NEWPORT, R.I. — Dorothy “Dodo” Cheney, an icon of American tennis and a 2004 inductee of the International Tennis Hall of Fame, passed away surrounded by her family in Escondido, Calif. on November 23, following a brief illness. She was 98 years old.

Born into an accomplished tennis family, Cheney first started playing as a young child and was an active competitor well into her 90s. During her lengthy career, Cheney won an extraordinary 391 gold balls – the accolade that is awarded by the United States Tennis Association (USTA) to winners of its national titles, amateur or professional, junior or senior. Among her 391 national titles, Cheney was a champion numerous times in singles, doubles, and mixed doubles, across various age levels, and on all surfaces. She was highly regarded for her strong baseline game.

In 1938, Cheney became the first American woman to win the Australian Championships (now known as the Australian Open). She was a runner up three times in women’s doubles at Grand Slam tournaments and four times in mixed doubles. In addition to her Australian Championships title, Cheney produced solid results in singles at the major tournaments, reaching four semifinals at the U.S. Championships and one semifinal each at Wimbledon and the French Championships.

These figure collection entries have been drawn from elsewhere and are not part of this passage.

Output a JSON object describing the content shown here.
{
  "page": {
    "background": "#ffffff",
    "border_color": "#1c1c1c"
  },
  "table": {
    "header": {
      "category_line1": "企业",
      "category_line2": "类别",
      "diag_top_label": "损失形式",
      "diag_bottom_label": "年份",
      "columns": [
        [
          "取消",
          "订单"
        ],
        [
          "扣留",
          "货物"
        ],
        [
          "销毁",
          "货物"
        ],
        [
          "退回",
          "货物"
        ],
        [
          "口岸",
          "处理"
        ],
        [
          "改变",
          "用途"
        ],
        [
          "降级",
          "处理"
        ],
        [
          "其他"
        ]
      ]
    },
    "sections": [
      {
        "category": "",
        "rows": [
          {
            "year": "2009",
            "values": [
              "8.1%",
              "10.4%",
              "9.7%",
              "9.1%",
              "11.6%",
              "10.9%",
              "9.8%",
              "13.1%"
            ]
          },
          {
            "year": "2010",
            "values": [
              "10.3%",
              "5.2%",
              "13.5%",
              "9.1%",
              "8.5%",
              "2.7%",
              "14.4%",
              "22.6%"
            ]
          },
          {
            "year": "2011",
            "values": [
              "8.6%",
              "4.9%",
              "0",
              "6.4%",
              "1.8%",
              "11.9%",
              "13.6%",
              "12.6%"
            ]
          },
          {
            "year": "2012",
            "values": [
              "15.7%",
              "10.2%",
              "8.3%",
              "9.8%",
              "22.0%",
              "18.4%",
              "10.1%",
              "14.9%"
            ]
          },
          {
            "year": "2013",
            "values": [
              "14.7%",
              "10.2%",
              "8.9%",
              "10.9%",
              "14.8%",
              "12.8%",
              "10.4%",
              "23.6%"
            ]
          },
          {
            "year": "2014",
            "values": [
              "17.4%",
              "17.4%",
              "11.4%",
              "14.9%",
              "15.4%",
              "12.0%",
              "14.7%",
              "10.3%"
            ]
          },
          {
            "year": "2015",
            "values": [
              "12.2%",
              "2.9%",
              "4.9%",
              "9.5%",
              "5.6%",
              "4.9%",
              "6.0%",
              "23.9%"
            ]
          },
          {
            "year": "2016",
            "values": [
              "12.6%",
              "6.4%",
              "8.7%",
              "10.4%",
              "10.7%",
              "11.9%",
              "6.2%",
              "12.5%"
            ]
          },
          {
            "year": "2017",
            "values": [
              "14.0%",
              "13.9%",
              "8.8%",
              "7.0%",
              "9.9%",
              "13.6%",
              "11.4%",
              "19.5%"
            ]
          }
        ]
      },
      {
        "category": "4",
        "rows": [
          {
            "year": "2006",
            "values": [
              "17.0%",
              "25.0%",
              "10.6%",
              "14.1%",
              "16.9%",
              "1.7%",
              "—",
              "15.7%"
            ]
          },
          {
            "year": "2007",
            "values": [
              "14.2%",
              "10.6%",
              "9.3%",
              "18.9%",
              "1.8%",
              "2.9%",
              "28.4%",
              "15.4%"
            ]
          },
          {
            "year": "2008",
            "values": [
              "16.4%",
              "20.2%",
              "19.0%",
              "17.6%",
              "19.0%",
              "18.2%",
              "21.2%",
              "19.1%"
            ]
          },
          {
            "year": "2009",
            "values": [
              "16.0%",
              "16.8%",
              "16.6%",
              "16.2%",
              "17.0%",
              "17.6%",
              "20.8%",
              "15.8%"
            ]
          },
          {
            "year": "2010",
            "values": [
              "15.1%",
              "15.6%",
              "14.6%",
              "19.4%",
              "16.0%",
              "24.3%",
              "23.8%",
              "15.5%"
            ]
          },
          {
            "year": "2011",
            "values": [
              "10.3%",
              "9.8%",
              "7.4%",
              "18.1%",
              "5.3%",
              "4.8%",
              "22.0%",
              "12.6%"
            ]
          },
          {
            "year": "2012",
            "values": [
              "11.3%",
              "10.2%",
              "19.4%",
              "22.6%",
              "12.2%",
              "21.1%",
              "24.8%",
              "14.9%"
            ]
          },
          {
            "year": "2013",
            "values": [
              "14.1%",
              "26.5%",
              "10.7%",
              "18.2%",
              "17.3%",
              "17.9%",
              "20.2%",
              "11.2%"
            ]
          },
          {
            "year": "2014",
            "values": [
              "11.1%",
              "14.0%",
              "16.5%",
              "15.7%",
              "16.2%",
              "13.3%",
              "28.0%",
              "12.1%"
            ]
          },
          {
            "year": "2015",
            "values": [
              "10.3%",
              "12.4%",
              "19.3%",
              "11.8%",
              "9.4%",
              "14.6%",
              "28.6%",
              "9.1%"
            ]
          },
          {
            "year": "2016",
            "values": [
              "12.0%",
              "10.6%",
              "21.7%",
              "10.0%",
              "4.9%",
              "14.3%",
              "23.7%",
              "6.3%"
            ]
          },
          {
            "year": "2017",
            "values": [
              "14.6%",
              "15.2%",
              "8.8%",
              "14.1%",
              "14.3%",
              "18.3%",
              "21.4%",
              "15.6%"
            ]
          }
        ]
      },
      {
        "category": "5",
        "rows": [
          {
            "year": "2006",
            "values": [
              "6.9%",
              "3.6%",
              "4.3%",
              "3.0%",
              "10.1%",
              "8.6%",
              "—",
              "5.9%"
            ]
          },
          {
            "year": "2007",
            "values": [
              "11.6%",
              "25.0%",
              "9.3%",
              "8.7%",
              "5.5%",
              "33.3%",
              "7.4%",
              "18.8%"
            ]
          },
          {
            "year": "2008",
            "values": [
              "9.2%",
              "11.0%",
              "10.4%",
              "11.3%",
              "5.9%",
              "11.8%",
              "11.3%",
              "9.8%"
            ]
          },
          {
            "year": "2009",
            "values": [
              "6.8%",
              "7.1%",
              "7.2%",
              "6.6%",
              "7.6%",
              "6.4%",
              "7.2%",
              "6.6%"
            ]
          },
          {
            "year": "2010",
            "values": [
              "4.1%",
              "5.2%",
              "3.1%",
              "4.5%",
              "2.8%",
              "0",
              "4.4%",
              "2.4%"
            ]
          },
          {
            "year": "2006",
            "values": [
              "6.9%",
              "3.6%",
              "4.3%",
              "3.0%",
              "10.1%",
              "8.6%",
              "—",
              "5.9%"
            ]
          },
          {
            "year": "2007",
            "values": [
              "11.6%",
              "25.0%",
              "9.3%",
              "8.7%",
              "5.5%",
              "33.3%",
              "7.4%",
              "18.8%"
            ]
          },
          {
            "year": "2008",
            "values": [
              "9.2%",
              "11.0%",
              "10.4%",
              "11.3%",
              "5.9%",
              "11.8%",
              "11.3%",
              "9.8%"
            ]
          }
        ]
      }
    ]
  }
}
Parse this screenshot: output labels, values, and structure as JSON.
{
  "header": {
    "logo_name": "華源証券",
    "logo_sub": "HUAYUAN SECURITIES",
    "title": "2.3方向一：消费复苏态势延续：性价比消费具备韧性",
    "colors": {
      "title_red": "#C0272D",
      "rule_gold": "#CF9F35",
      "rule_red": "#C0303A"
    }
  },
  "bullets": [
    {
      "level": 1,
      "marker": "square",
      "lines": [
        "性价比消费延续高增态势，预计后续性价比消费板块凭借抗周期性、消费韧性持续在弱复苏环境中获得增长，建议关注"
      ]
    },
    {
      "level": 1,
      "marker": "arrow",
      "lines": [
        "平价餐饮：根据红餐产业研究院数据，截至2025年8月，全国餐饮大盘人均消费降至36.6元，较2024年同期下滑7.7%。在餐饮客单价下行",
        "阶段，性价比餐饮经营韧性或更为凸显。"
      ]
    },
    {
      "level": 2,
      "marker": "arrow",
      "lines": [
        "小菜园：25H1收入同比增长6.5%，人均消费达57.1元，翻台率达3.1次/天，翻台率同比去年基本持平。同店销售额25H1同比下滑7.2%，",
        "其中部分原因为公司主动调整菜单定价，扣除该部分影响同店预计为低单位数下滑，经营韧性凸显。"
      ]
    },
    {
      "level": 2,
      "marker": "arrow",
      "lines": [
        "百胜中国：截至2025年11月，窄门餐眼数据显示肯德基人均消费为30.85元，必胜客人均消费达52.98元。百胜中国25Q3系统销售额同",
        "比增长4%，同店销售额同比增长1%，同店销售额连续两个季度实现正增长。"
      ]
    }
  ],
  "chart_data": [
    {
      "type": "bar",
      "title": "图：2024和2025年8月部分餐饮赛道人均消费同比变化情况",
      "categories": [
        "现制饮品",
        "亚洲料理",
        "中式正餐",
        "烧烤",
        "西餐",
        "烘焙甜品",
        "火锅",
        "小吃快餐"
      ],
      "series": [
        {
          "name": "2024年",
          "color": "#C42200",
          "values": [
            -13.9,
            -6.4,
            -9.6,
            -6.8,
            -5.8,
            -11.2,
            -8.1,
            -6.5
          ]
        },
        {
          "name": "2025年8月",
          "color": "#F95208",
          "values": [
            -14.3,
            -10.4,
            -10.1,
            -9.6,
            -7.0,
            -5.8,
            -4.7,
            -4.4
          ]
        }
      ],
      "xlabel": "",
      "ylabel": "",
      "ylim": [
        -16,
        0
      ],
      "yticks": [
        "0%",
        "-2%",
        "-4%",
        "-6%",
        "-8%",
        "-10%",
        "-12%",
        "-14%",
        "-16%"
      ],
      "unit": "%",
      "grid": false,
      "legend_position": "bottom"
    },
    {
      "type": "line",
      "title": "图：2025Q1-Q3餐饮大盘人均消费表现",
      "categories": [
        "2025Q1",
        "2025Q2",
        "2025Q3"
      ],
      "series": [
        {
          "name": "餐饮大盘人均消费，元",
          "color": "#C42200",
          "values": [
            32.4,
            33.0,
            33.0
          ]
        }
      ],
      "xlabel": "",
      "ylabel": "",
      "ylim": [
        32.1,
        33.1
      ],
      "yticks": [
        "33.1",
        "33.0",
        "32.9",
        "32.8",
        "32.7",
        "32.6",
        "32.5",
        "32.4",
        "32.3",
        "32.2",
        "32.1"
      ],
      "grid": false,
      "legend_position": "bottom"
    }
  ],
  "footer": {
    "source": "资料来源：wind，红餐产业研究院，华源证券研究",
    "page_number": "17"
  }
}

Cheney was ranked in the world top-10 in the late 1930s through mid 1940s. She reached a career high of World No. 6 in 1946. She was the No. 3 ranked player in the United States in 1937, 1938, and 1941. She competed against peers including Hall of Famers Helen Wills Moody, Alice Marble, Sarah Palfrey Cooke, and Pauline Betz Addie, among others.


Cheney was enshrined in the International Tennis Hall of Fame in 2004 at the age of 87. She was introduced at the enshrinement ceremony by tennis legend John McEnroe, and during the weekend events, the two enjoyed a brief hit on the Hall of Fame’s grass courts.

Cheney was the daughter of Wimbledon and U.S. Nationals Champion, Hall of Famer May Sutton Bundy and U.S. Nationals Doubles Champion Tom Bundy. In 2002, at age 85, Cheney and her daughter Christie Putnam won the USTA National Grass Court Super-Senior Mother Daughter Championships.

Cheney was preceded in death by her husband, Arthur. She is survived by two daughters, Christie Putnam and May Cheney; a son, Brian Cheney; eight grandchildren; and fourteen great-grandchildren.

Cheney was passionate about the development of junior tennis players. In lieu of flowers, her family has suggested gifts to the junior tennis program of one’s choice in her memory.

A private memorial service will be scheduled at a future date.